Countless thousands of people were crucified in the ancient world. A mode of execution probably invented by the Persians around the sixth century B.C. was perfected by the Romans and lasted until abolished by Constantine in the fourth century A.D. Thousands of Jewish men were crucified by the Romans especially leading up to the revolt in 67 A.D. Yet one crucifixion emerges in history to stand alone from all others, one crucifixion has happened that has in many way changed how we even see a cross today. Is it not amazing that Paul could write in Galatians 6:14 "May I never boast except in the cross of my Lord Jesus Christ". How could Paul say that his boast was in a crucifixion? especially in that time period. How to Paul could one who was executed in this way emerge to become his Lord?
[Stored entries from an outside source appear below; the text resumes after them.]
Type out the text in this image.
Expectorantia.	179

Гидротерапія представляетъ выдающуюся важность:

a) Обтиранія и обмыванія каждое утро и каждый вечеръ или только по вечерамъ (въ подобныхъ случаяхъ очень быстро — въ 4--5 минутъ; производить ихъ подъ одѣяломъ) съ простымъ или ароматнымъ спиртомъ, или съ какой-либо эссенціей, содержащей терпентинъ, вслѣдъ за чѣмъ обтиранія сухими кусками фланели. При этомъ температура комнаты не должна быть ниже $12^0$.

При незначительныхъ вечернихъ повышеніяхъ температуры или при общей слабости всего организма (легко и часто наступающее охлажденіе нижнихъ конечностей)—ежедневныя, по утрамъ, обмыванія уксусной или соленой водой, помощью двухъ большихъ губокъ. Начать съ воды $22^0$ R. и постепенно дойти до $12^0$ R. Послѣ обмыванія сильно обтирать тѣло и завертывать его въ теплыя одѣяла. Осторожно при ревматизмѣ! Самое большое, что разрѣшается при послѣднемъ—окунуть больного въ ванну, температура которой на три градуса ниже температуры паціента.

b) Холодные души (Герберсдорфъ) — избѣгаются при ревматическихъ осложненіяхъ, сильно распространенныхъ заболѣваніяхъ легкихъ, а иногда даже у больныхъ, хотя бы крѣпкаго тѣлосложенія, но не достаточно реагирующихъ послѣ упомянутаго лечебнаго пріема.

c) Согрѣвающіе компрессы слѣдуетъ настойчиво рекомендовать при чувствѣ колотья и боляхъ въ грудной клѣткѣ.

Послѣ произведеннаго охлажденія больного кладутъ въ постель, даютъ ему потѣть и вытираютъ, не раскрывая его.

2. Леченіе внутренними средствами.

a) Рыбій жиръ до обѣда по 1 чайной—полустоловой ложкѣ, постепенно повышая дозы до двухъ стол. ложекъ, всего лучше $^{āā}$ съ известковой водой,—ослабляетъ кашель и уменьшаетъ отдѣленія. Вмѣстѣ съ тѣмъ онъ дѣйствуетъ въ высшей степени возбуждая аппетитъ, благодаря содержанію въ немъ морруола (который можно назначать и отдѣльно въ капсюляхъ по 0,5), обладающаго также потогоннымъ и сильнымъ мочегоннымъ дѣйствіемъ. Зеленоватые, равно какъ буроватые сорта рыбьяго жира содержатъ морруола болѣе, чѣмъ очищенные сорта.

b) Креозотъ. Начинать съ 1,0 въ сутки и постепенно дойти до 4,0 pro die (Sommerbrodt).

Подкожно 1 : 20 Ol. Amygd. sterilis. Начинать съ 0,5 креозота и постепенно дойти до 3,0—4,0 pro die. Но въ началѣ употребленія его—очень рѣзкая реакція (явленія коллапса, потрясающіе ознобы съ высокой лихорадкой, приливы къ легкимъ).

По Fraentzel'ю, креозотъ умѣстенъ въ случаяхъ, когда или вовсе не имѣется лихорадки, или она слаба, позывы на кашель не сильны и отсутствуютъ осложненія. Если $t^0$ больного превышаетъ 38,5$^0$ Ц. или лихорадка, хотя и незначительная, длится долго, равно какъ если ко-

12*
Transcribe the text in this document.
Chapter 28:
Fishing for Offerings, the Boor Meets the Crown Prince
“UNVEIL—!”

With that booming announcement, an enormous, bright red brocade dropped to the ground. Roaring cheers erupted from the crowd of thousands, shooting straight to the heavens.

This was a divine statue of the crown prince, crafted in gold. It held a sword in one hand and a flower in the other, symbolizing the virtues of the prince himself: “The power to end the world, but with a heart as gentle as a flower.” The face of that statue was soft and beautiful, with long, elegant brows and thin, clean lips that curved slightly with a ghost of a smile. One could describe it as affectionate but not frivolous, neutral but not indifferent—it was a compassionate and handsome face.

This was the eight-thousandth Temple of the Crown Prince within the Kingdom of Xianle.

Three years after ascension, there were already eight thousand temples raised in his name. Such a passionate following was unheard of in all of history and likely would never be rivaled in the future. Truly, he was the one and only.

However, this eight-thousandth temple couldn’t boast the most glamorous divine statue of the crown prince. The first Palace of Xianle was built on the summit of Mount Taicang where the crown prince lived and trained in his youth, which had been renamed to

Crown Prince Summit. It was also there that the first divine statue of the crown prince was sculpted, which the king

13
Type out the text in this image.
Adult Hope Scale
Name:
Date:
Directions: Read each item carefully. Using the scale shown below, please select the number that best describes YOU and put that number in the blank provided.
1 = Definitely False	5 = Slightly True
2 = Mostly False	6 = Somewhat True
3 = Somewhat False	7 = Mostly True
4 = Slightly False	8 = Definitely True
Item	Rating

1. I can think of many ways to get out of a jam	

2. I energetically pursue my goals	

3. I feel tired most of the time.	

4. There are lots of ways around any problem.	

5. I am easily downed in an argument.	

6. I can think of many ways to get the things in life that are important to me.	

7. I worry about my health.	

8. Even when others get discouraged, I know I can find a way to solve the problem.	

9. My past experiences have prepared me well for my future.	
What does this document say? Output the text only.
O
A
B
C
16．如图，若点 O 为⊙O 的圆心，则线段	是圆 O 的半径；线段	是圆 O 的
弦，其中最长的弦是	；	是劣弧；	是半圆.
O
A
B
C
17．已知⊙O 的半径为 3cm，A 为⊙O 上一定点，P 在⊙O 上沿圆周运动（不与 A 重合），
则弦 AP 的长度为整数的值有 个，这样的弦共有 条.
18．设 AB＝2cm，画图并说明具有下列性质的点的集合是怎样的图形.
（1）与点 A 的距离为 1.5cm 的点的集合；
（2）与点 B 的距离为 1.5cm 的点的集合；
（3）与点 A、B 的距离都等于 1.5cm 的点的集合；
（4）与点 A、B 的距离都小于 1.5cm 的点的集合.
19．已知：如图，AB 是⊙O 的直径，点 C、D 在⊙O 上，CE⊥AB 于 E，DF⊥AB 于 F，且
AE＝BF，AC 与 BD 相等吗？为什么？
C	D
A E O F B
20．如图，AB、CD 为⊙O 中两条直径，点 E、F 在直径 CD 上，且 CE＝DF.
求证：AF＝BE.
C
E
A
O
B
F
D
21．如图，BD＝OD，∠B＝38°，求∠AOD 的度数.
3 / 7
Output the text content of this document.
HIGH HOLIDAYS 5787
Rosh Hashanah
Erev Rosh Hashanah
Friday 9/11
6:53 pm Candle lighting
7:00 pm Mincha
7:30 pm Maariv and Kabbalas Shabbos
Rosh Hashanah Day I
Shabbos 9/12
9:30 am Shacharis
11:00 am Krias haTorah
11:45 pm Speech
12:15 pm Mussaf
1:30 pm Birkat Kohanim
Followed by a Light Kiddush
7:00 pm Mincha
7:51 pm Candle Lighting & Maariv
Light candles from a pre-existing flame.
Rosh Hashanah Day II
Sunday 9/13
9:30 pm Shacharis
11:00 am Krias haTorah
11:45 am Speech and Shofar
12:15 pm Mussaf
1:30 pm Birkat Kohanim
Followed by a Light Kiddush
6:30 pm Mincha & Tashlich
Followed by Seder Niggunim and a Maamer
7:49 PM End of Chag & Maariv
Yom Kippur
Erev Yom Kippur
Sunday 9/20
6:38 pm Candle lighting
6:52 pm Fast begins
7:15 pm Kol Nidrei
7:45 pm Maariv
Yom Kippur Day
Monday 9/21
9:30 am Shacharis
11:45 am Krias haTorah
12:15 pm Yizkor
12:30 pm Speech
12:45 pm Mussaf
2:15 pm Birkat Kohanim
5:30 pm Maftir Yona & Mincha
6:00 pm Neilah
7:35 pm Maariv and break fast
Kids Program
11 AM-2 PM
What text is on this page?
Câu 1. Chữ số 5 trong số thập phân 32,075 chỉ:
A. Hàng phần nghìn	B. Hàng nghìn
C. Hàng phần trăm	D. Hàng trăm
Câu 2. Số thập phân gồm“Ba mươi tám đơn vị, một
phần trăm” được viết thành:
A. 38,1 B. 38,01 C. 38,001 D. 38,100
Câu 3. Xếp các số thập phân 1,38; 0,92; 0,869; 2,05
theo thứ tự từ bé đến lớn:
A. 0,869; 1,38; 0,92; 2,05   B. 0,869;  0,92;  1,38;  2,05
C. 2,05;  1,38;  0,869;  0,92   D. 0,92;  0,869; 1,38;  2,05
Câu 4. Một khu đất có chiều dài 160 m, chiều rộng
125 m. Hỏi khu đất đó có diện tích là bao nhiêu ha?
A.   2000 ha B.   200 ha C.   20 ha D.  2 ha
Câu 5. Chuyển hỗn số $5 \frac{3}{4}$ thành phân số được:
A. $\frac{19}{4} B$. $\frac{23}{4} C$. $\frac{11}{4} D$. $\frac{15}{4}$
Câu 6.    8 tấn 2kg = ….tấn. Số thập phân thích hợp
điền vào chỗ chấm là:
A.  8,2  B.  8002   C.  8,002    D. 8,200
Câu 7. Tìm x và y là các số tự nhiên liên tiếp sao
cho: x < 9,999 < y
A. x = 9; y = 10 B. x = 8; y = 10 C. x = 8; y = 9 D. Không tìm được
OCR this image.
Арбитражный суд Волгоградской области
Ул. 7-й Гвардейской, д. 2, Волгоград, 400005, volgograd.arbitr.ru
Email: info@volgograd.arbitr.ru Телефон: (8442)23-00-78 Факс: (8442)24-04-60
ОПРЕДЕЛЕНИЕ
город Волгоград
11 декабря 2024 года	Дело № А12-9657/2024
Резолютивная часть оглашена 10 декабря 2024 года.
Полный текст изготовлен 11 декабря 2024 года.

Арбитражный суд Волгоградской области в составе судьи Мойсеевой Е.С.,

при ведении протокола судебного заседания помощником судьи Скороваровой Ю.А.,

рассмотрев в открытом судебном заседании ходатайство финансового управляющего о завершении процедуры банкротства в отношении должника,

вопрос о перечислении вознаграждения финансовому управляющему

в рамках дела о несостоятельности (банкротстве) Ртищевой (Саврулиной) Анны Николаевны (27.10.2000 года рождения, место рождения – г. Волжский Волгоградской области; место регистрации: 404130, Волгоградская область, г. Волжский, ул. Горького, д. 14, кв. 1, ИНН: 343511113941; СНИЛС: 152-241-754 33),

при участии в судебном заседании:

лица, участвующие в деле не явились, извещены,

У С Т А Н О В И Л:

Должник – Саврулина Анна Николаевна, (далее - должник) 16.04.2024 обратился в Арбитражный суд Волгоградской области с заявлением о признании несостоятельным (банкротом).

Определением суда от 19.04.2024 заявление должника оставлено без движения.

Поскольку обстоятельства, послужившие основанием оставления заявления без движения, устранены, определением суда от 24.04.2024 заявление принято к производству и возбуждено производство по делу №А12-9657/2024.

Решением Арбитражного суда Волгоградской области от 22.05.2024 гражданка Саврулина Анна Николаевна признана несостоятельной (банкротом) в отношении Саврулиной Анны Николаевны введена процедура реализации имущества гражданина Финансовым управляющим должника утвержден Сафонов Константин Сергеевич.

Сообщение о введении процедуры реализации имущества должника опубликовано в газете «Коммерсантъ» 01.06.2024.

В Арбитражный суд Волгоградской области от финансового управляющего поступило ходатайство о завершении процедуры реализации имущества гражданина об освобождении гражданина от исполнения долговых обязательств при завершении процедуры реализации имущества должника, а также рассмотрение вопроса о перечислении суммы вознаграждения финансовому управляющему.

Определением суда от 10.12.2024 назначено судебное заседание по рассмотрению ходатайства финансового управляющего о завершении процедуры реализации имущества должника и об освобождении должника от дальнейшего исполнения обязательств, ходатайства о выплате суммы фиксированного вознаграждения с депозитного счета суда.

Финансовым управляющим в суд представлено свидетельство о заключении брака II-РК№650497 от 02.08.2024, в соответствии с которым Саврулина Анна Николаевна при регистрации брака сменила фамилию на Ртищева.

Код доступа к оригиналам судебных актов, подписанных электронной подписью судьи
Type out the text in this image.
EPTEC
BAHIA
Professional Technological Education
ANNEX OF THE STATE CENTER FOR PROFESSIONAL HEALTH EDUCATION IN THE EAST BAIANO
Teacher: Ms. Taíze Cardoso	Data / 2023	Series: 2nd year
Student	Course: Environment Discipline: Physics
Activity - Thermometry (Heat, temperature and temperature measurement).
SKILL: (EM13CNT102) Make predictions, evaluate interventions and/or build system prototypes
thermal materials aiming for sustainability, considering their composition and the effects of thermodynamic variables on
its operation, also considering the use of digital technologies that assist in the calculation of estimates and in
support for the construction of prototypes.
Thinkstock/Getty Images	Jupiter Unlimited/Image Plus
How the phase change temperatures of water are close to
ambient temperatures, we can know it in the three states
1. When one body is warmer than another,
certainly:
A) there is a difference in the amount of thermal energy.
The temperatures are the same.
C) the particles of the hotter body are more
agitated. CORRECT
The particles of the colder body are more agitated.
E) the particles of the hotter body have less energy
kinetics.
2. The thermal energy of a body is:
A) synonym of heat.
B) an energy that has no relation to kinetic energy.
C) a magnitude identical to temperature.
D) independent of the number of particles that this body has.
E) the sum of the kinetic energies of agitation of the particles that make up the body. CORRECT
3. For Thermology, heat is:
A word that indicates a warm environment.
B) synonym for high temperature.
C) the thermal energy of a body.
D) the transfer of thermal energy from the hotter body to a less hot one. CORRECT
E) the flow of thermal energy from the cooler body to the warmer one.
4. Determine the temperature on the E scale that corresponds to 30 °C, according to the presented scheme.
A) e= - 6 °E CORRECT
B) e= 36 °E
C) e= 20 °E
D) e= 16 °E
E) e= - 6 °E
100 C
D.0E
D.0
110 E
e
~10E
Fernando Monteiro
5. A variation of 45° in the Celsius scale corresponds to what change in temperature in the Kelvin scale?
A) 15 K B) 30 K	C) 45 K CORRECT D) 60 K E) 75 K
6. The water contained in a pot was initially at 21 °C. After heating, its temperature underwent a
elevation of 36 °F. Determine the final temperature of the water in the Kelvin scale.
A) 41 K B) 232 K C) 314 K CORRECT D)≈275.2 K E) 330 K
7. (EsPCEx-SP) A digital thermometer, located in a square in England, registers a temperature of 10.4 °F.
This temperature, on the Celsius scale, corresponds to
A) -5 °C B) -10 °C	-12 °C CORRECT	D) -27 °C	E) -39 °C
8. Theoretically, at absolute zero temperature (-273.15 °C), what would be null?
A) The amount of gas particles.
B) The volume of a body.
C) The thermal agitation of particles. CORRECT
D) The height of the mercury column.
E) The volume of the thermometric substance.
From a Roman perspective the crucifixion of Jesus of Nazareth was just another day, it was just another illustration of what happens when the empire responds to a perceived threat to its peace and stability. In fact it isn't really discussed much at all in their ancient writings. Death on a cross was associated with such shame that it was not a topic for polite company. Even surprisingly the Gospel writings are reserved when speaking of the crucifixion, they simply say "they crucified him", without much of the horrific detail. To the Roman mind it was foolishness to ascribe anything to Jesus honorary. Probably the oldest depiction of Jesus being crucified was found on a plaster wall in the ancient city of Rome. It is called the "Alexamenos graffito" and you can see photographs of it on the internet. It is a inscription of a figure upon a cross with the head of a donkey and a young man is standing to the side with a hand raised in homage. Then there is a caption in Greek that says "Alexamenos worships his God". Justin Martyr a second century Christian apologist writes "they say our madness consists in the fact that we put a crucified man in second place after the unchangeable and eternal God, the creator of the world". All in all to the Romans, and everyone else for that matter, crucifixion was a humiliation, it labeled one as a outcast, and asserted the authority of the empire.
In Luke chapter 24, I hope you take five minutes to read the chapter to get the context, we meet two despondent souls who had put their hope in Jesus of Nazareth but had witnessed his death. Cleopas and perhaps his wife (John 19:25) were returning home on the Sunday morning after being in Jerusalem and they happen upon a "stranger". As a conversation ensues among these travelers they tell how they had hoped this Jesus would have been the one to have "redeemed Israel". They were telling the story from the perspective of what crucifixion meant to them, not yet understanding the meaning of his death, it was simply hopes dashed.
Something remarkable happened, something beautiful, as they travel along the way they reach their destination in the village of Emmaus and persuade this "stranger" to eat supper with them and stay with them since it was evening. As the meal begins we read "When he was at the table with them, he took bread, gave thanks, broke it and began to give it to them. Then their eyes were opened and they recognized him". Their eyes were now opened to behold the resurrected Jesus, yes vindicated from death, beginning the reversal of the curse. That wonderful phrase "their eyes were opened" is found at another meal setting in the Scriptures though in a much less wonderful setting. The serpent tempts Eve to eat of the tree that God had forbidden them to eat of, then her and Adam both eat of it and "the eyes of both of them were opened" (Genesis 3:7). They were opened to behold guilt, shame, and alienation from God. But in Luke 24, Cleopas and his wife experience renewal, hope restored, joy and a communion with God who raises the dead. This Jesus had come into this world, a world that loves its darkness, and he endured the ferocity of it. Evil itself exhausted its power on Jesus, and he took on himself, my sins, your sins, the sins of the world and laid them in a grave so that he could emerge from that tomb victorious and usher in a new reality for every nation. Yes a new world is being born through the resurrection of Jesus, I hope you will be part of it, Being born again of "water and the Spirit" (John 3:5) and experience new life in Jesus.